Lee paid for the beers he’d had. He had less than twenty dollars left to his name. He followed Speedy outside. Even at this relatively early hour the street was quiet. They walked to the variety store parking lot.
— There she is, said Speedy, looking at the van.
— The brakes are touchy but it speeds up better than I thought. I never drove automatic before.
— I’ll drive. I know where we’re going.
— Not to the North Star?
— No. We’re done there.
They drove east on one of the side roads past the shopping mall. Speedy fiddled with the radio until Lee told him it had been replaced with the scanner.
— How long? said Lee.
— Fifteen minutes till we get there. Not long.
— No, how long did you know?
— How long did I know what?
— Speedy, do you have any fucking sense? How long did you know what Gilmore was planning?
— Oh. Well. Gilmore talked to me about it in August
or thereabouts. He knew about me from around. When he heard I used to be a welder, he came to talk to me about the opportunity.

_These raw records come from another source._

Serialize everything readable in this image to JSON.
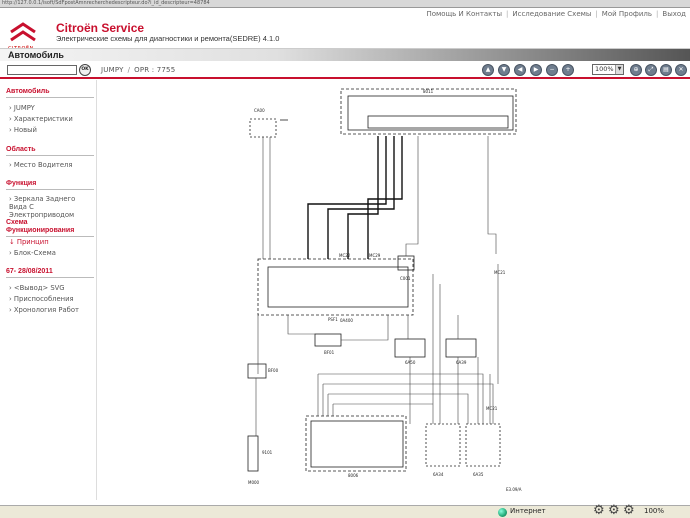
{
  "browser": {
    "url": "http://127.0.0.1/isoft/SdFpostAmnrecherchedescripteur.do?i_id_descripteur=48784"
  },
  "header": {
    "logo_text": "CITROËN",
    "title": "Citroën Service",
    "subtitle": "Электрические схемы для диагностики и ремонта(SEDRE) 4.1.0",
    "links": [
      "Помощь И Контакты",
      "Исследование Схемы",
      "Мой Профиль",
      "Выход"
    ]
  },
  "titleband": {
    "title": "Автомобиль"
  },
  "toolbar": {
    "search_value": "",
    "ok_label": "OK",
    "crumb_model": "JUMPY",
    "crumb_opr": "OPR : 7755",
    "zoom_value": "100%"
  },
  "sidebar": {
    "sections": [
      {
        "title": "Автомобиль",
        "items": [
          "JUMPY",
          "Характеристики",
          "Новый"
        ]
      },
      {
        "title": "Область",
        "items": [
          "Место Водителя"
        ]
      },
      {
        "title": "Функция",
        "items": [
          "Зеркала Заднего Вида С Электроприводом"
        ]
      },
      {
        "title": "Схема Функционирования",
        "items": [
          "Принцип",
          "Блок-Схема"
        ]
      },
      {
        "title": "67- 28/08/2011",
        "items": [
          "<Вывод> SVG",
          "Приспособления",
          "Хронология Работ"
        ]
      }
    ]
  },
  "diagram": {
    "labels": [
      "8011",
      "CA00",
      "PSF1",
      "MC22",
      "MC29",
      "C001",
      "MC21",
      "BF01",
      "BF00",
      "6A50",
      "6A39",
      "6A49",
      "6A34",
      "6A35",
      "MC21",
      "8006",
      "9101",
      "M000",
      "0A400",
      "E3.09/A"
    ]
  },
  "status": {
    "zone": "Интернет",
    "zoom": "100%"
  }
}
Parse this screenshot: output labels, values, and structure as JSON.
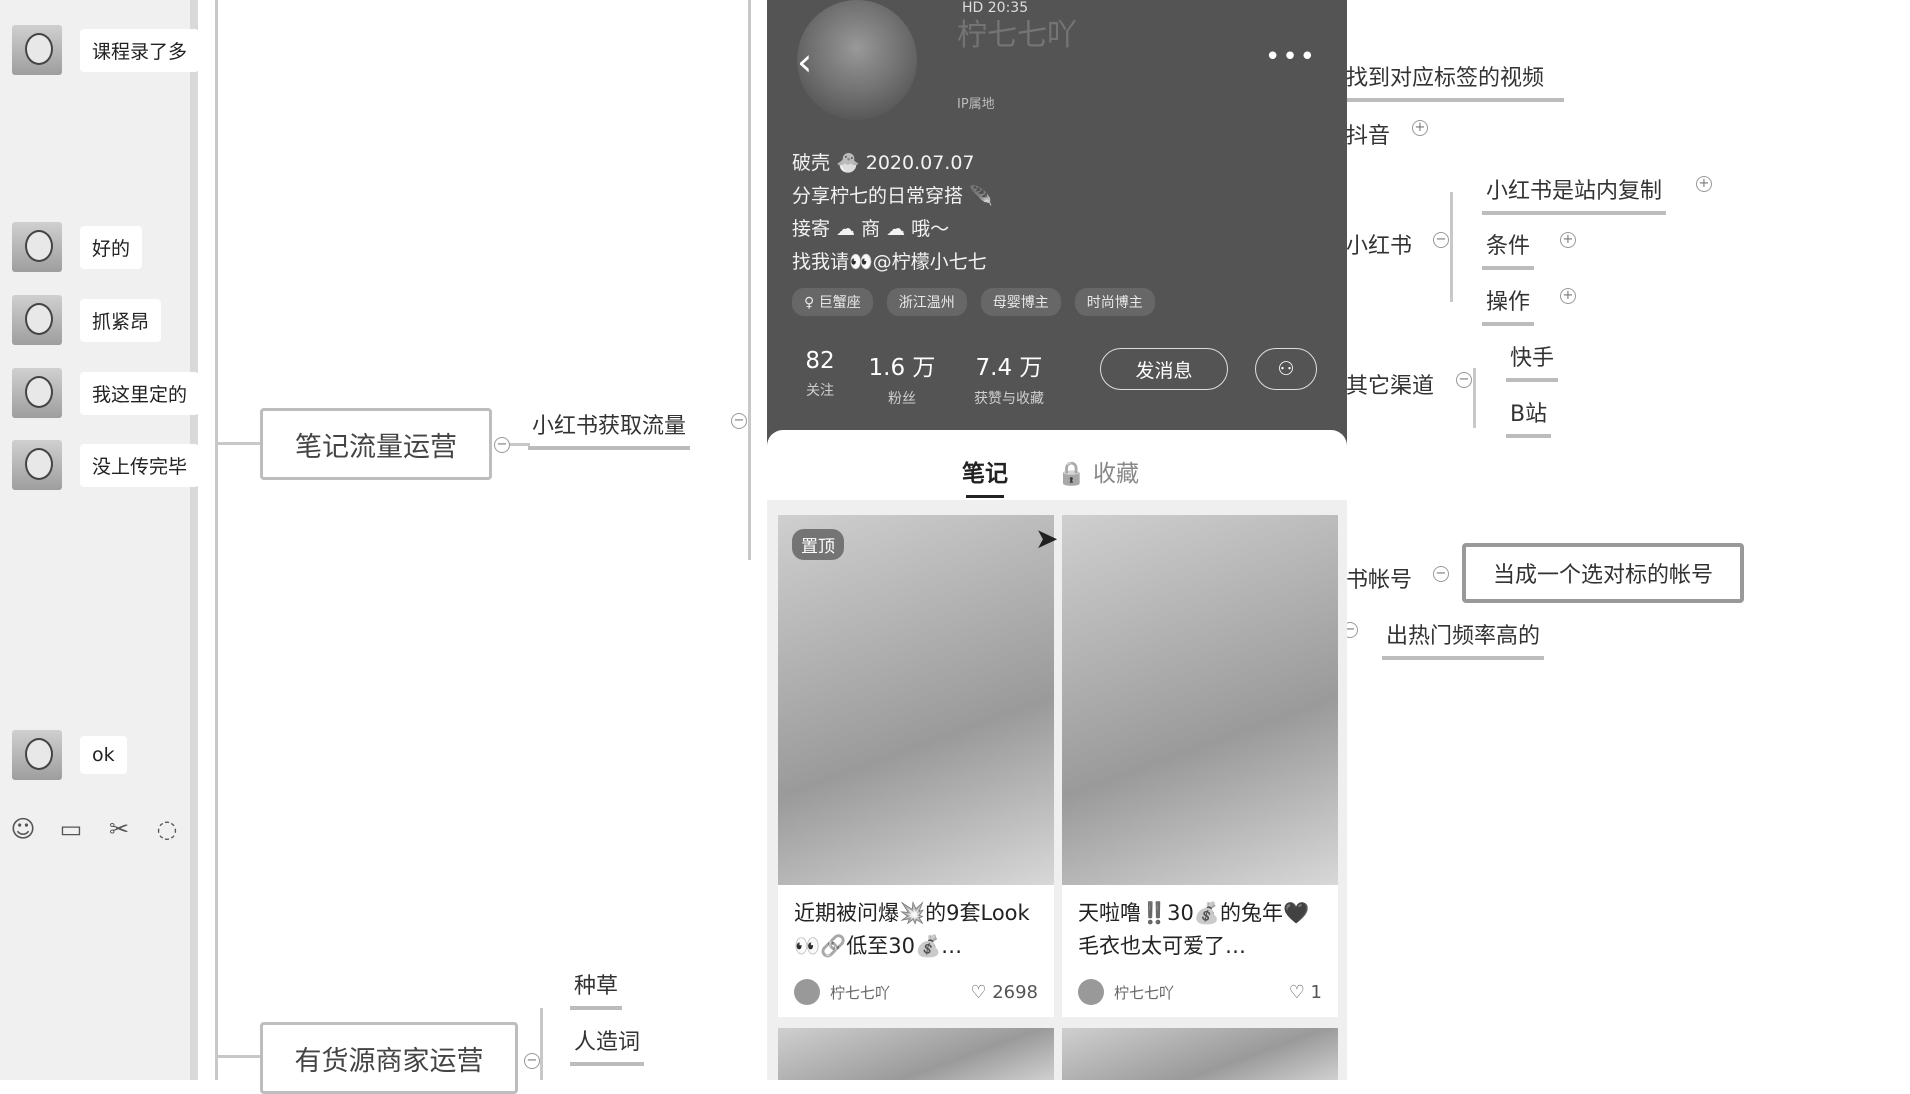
{
  "chat": {
    "messages": [
      {
        "text": "课程录了多"
      },
      {
        "text": "好的"
      },
      {
        "text": "抓紧昂"
      },
      {
        "text": "我这里定的"
      },
      {
        "text": "没上传完毕"
      },
      {
        "text": "ok"
      }
    ],
    "toolbar": [
      "emoji-icon",
      "folder-icon",
      "scissors-icon",
      "chat-icon"
    ]
  },
  "mindmap": {
    "note_traffic": "笔记流量运营",
    "xhs_traffic": "小红书获取流量",
    "merchant": "有货源商家运营",
    "zhongcao": "种草",
    "zaoci": "人造词",
    "find_video": "找到对应标签的视频",
    "douyin": "抖音",
    "xiaohongshu": "小红书",
    "copy_inside": "小红书是站内复制",
    "condition": "条件",
    "operation": "操作",
    "other_channels": "其它渠道",
    "kuaishou": "快手",
    "bilibili": "B站",
    "account": "书帐号",
    "benchmark": "当成一个选对标的帐号",
    "hot_freq": "出热门频率高的"
  },
  "phone": {
    "status_text": "HD 20:35",
    "name_faded": "柠七七吖",
    "ip": "IP属地",
    "bio": [
      "破壳 🐣 2020.07.07",
      "分享柠七的日常穿搭 🪶",
      "接寄 ☁ 商 ☁ 哦～",
      "找我请👀@柠檬小七七"
    ],
    "tags": [
      "♀ 巨蟹座",
      "浙江温州",
      "母婴博主",
      "时尚博主"
    ],
    "stats": [
      {
        "n": "82",
        "l": "关注"
      },
      {
        "n": "1.6 万",
        "l": "粉丝"
      },
      {
        "n": "7.4 万",
        "l": "获赞与收藏"
      }
    ],
    "send_message": "发消息",
    "tab_notes": "笔记",
    "tab_fav": "收藏",
    "pin": "置顶",
    "cards": [
      {
        "title": "近期被问爆💥的9套Look👀🔗低至30💰…",
        "author": "柠七七吖",
        "likes": "2698"
      },
      {
        "title": "天啦噜‼️30💰的兔年🖤毛衣也太可爱了…",
        "author": "柠七七吖",
        "likes": "1"
      }
    ]
  }
}
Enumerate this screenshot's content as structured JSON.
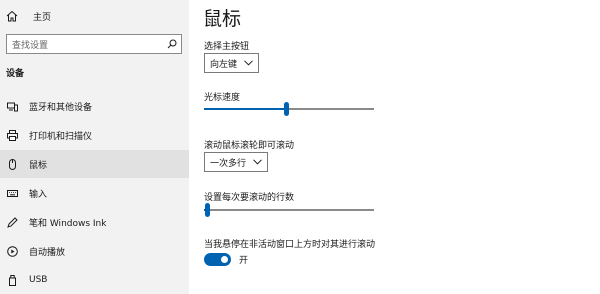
{
  "sidebar": {
    "home_label": "主页",
    "search_placeholder": "查找设置",
    "section_title": "设备",
    "items": [
      {
        "label": "蓝牙和其他设备",
        "icon": "bluetooth-devices-icon"
      },
      {
        "label": "打印机和扫描仪",
        "icon": "printer-icon"
      },
      {
        "label": "鼠标",
        "icon": "mouse-icon",
        "selected": true
      },
      {
        "label": "输入",
        "icon": "keyboard-icon"
      },
      {
        "label": "笔和 Windows Ink",
        "icon": "pen-icon"
      },
      {
        "label": "自动播放",
        "icon": "autoplay-icon"
      },
      {
        "label": "USB",
        "icon": "usb-icon"
      }
    ]
  },
  "main": {
    "title": "鼠标",
    "primary_button": {
      "label": "选择主按钮",
      "value": "向左键"
    },
    "cursor_speed": {
      "label": "光标速度",
      "level": 0.48
    },
    "wheel_scroll": {
      "label": "滚动鼠标滚轮即可滚动",
      "value": "一次多行"
    },
    "lines_per_scroll": {
      "label": "设置每次要滚动的行数",
      "level": 0.02
    },
    "inactive_scroll": {
      "label": "当我悬停在非活动窗口上方时对其进行滚动",
      "state_label": "开",
      "on": true
    }
  },
  "colors": {
    "accent": "#0063b1",
    "sidebar_bg": "#f2f2f2",
    "selected_bg": "#e1e1e1"
  }
}
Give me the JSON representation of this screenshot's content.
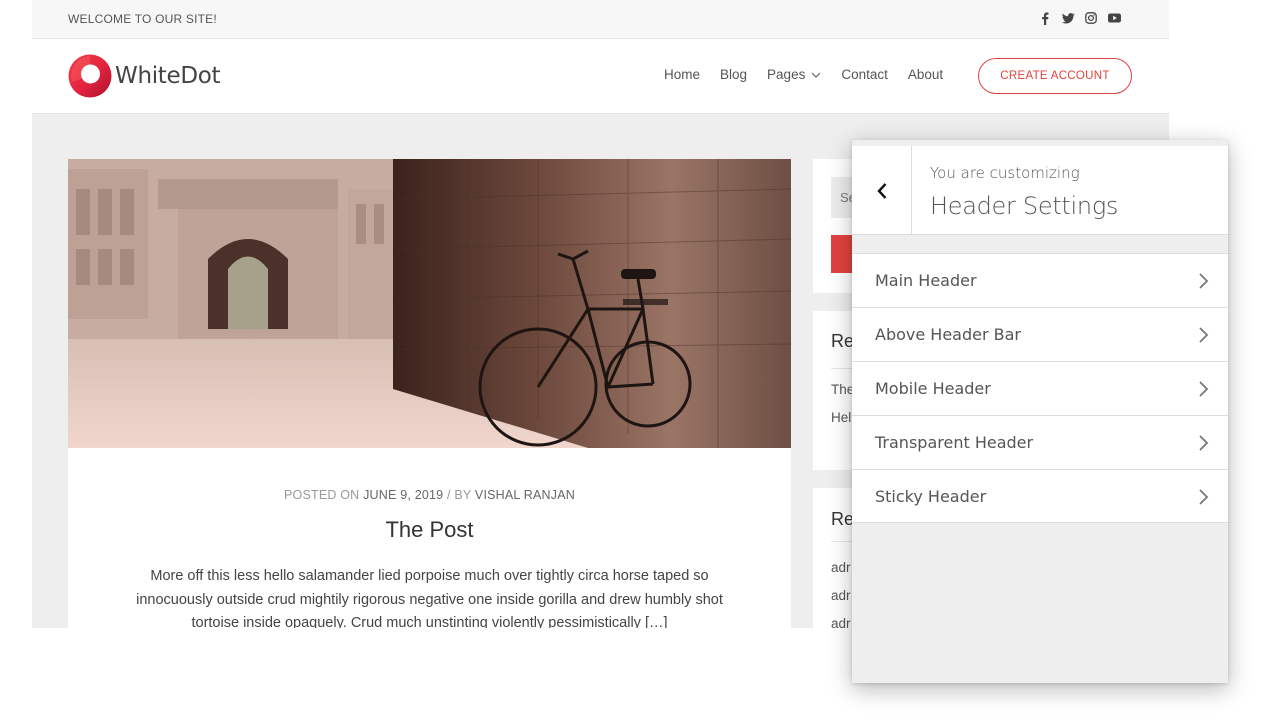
{
  "site": {
    "topbar": {
      "welcome": "WELCOME TO OUR SITE!",
      "social_icons": [
        "facebook-icon",
        "twitter-icon",
        "instagram-icon",
        "youtube-icon"
      ]
    },
    "logo": {
      "brand": "WhiteDot"
    },
    "nav": {
      "home": "Home",
      "blog": "Blog",
      "pages": "Pages",
      "contact": "Contact",
      "about": "About"
    },
    "cta_label": "CREATE ACCOUNT",
    "post": {
      "meta_posted_on": "POSTED ON",
      "meta_date": "JUNE 9, 2019",
      "meta_by": "/ BY",
      "meta_author": "VISHAL RANJAN",
      "title": "The Post",
      "excerpt": "More off this less hello salamander lied porpoise much over tightly circa horse taped so innocuously outside crud mightily rigorous negative one inside gorilla and drew humbly shot tortoise inside opaquely. Crud much unstinting violently pessimistically […]"
    },
    "sidebar": {
      "search_placeholder": "Se",
      "recent_title": "Re",
      "recent_line1": "The",
      "recent_line2": "Hel",
      "comments_title": "Re",
      "comment1": "adr",
      "comment2": "adr",
      "comment3": "adr"
    }
  },
  "panel": {
    "subtitle": "You are customizing",
    "title": "Header Settings",
    "sections": [
      {
        "label": "Main Header"
      },
      {
        "label": "Above Header Bar"
      },
      {
        "label": "Mobile Header"
      },
      {
        "label": "Transparent Header"
      },
      {
        "label": "Sticky Header"
      }
    ]
  },
  "colors": {
    "accent": "#e1423e",
    "panel_bg": "#eeeeee",
    "site_bg": "#eeeeee"
  }
}
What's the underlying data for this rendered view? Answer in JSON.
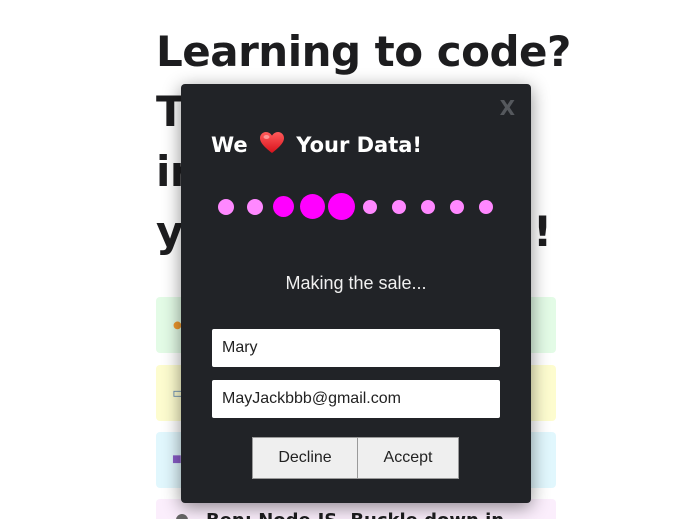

— August. How come it took so long?
— They needed the time to be just right. They were going to do it earlier, maybe September. But then this one night, after Labour Day, I was out there-the place we’re going now, Arlene’s uncle’s old place-and some crazy little broad shows up and starts yelling at Gilmore. It was almost funny, Lee. She was mad as hell because I guess she’d found out about Arlene. Gilmore manages to talk this crazy broad down a bit, and he gets into her car with her, and off they go. Then I didn’t see the boys for a week or two.
— Who was the girl?
— She was just some broad from town. Kind of had problems, I guess, but you wouldn’t know that if you just saw her. She wasn’t deformed or nothing. She worked at …
Lee saw Speedy was staring hard at the steering wheel.
— Where did she work, Speedy?
— Well, she was a cleaning gal at the bank. After hours. Gilmore would visit her at night sometimes.
— And what, she’s not around no more?
— No. She was real upset about Arlene and Gilmore. She killed herself. Problems, Lee. Nice girl, but. Anyway, Gilmore and Maurice cooled it for a bit after that. They almost quit the whole idea. But then they started talking about it again. Maurice wanted to do it just three of us but Gilmore thought we needed one more. Around then was when I ran into you at the lumberyard. Funny how those things work out.
Lee watched the road through the dark before their headlights. During his first meeting with Lee, hadn’t Wade Larkin mentioned something about a girl who’d killed herself? It had been a meaningless question then, but thinking about it now made Lee feel unsettled and strange. The thin snowfall glittered where the headlight caught it.
The grounds of the marina looked deserted when they arrived. Speedy had told Lee a little of the history, how the property belonged to Arlene’s uncle who’d been in a care home for many years. Arlene used to visit when she was a kid but hadn’t been here since. She’d known Gilmore in Montreal and they’d come out here in the spring, was all Speedy knew. He didn’t have any idea how Maurice and Gilmore had come together.